Time waits for no one. 2 months are up, and you crash across the finish line in flames.

In the website economic model, crashing across the finish line in flames is good. After all, the flames don’t matter, and you crossed the finish line! You can fix your problems within a few weeks and then move to the next project.

But flames matter in the Iowa caucus. As the evening wears on, the Democratic Caucus is fielding calls from people complaining about the app.
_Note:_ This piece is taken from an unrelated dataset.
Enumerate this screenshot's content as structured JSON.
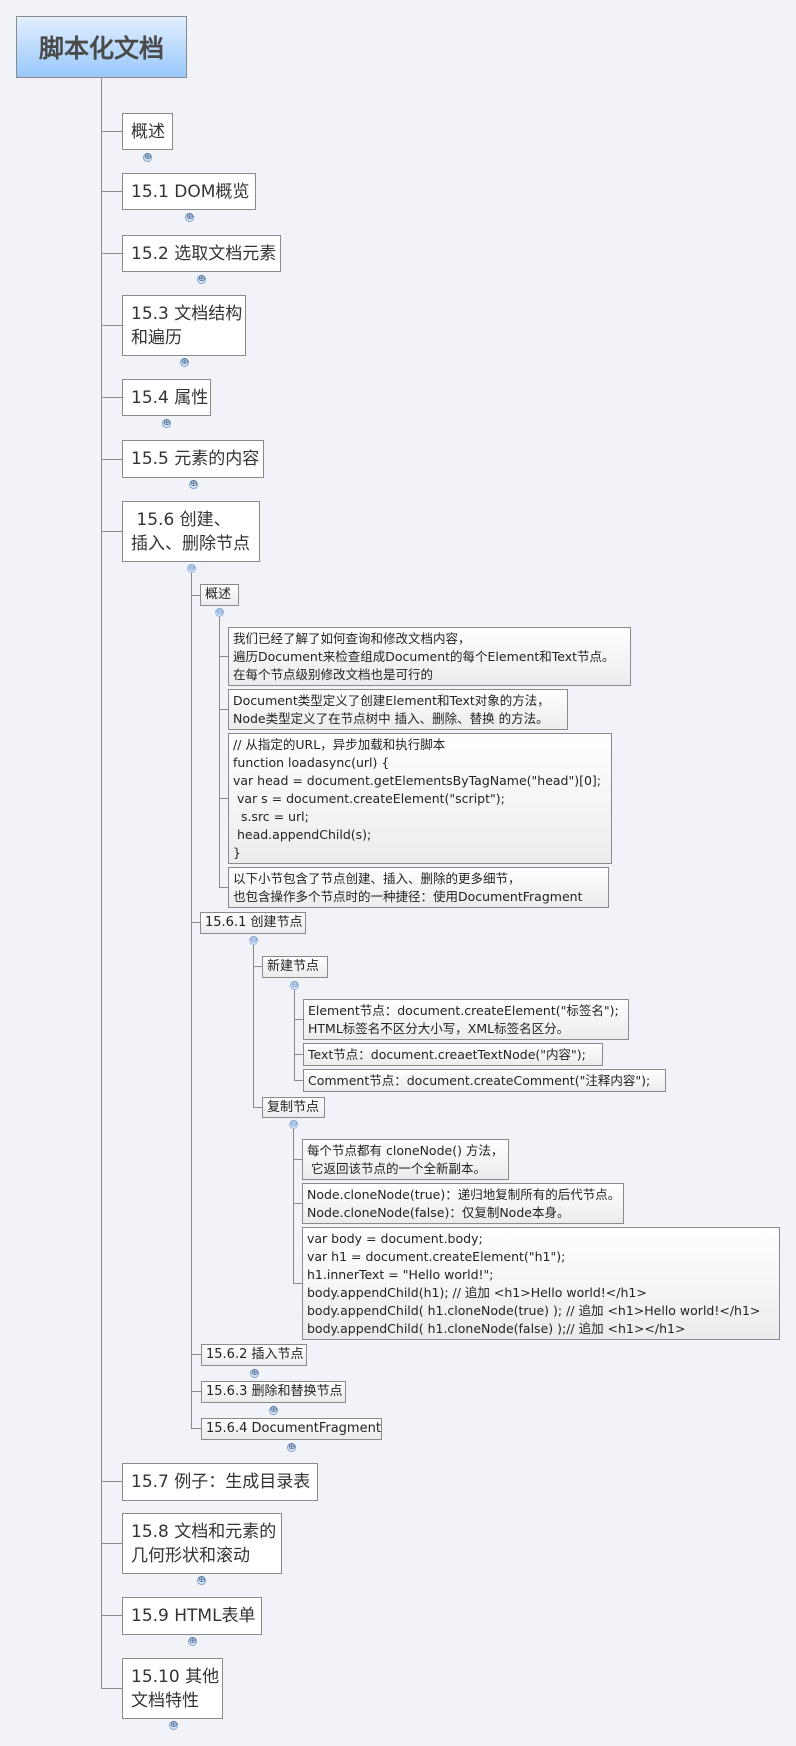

You get results that are impossible or double-reported. Soon, software engineers are gleefully sharing comics and declaring that the Iowa Caucus never should have paid for an app, and that paper is the only technology that can be trusted for voting.

What did we learn?

This essay helped me develop a personal takeaway: I need to formalize the cost of a redo when planning a project. I’ve handled this intuitively in the past, but it should be explicit. This formalization makes it easier to determine which tasks cannot be compromised on. This matches my past behavior; I used to work in mobile robotics, which had long implementation cycles and the damage of failure can be high. We spent a lot of time adding observability and making foolproof ways to throttle and terminate out-of-control systems. I’ve also worked on consumer websites for a decade, where the consequences of failure are lower. I’ve been more willing to take on short-term debt and push forward in the face of temporary failure, especially when rollback is cheap and data loss isn’t likely. After all, I’m incentivized to do this. Our industry also has techniques for teasing out these questions. “Premortems” are one example. I should do more of those.

On the positive side, some people outside of the software engineering profession will learn that sometimes software projects go really badly. People funding political process app development will be asking, “How do we know this won’t turn into an Iowa Caucus situation?” for a few years. They might stumble upon some of the literature that attempts to teach non-engineers how to hire engineers. For example, the Department of Defense has a guide called “Detecting Agile BS” (PDF warning) that gives non-engineers tools for detecting red flags when negotiating a contract. Startup forums are filled with non-technical founders who ask for (and receive) advice on hiring engineers.

The software engineering industry learned nothing. The Iowa Caucus gives our industry an opportunity. We could be examining how the assumption of “expensive failure” should change our underlying processes. We will not take this opportunity, and we will not grow from it. The consumer-facing software engineering industry doesn’t respond to the risk of failure. In fact, we celebrate our plan to fail. If the outside world is interested in increasing our code quality in specific domains, they should regulate those domains. It wouldn’t be the first one: HIPAA and Sarbanes-Oxley are examples of regulations that affect engineering at website economic model companies. Regulation is insufficient, but it may be necessary.

But, yeah. That’s what we mean when we say, “I don’t quite know how to put this, but our entire field is bad at what we do, and if you rely on us, everyone will die.” Our industry’s mindset grew in an environment where failure is cheap and we are incentivized to move quickly. Our processes are poorly applied when the cost of a redo is high or a redo is impossible.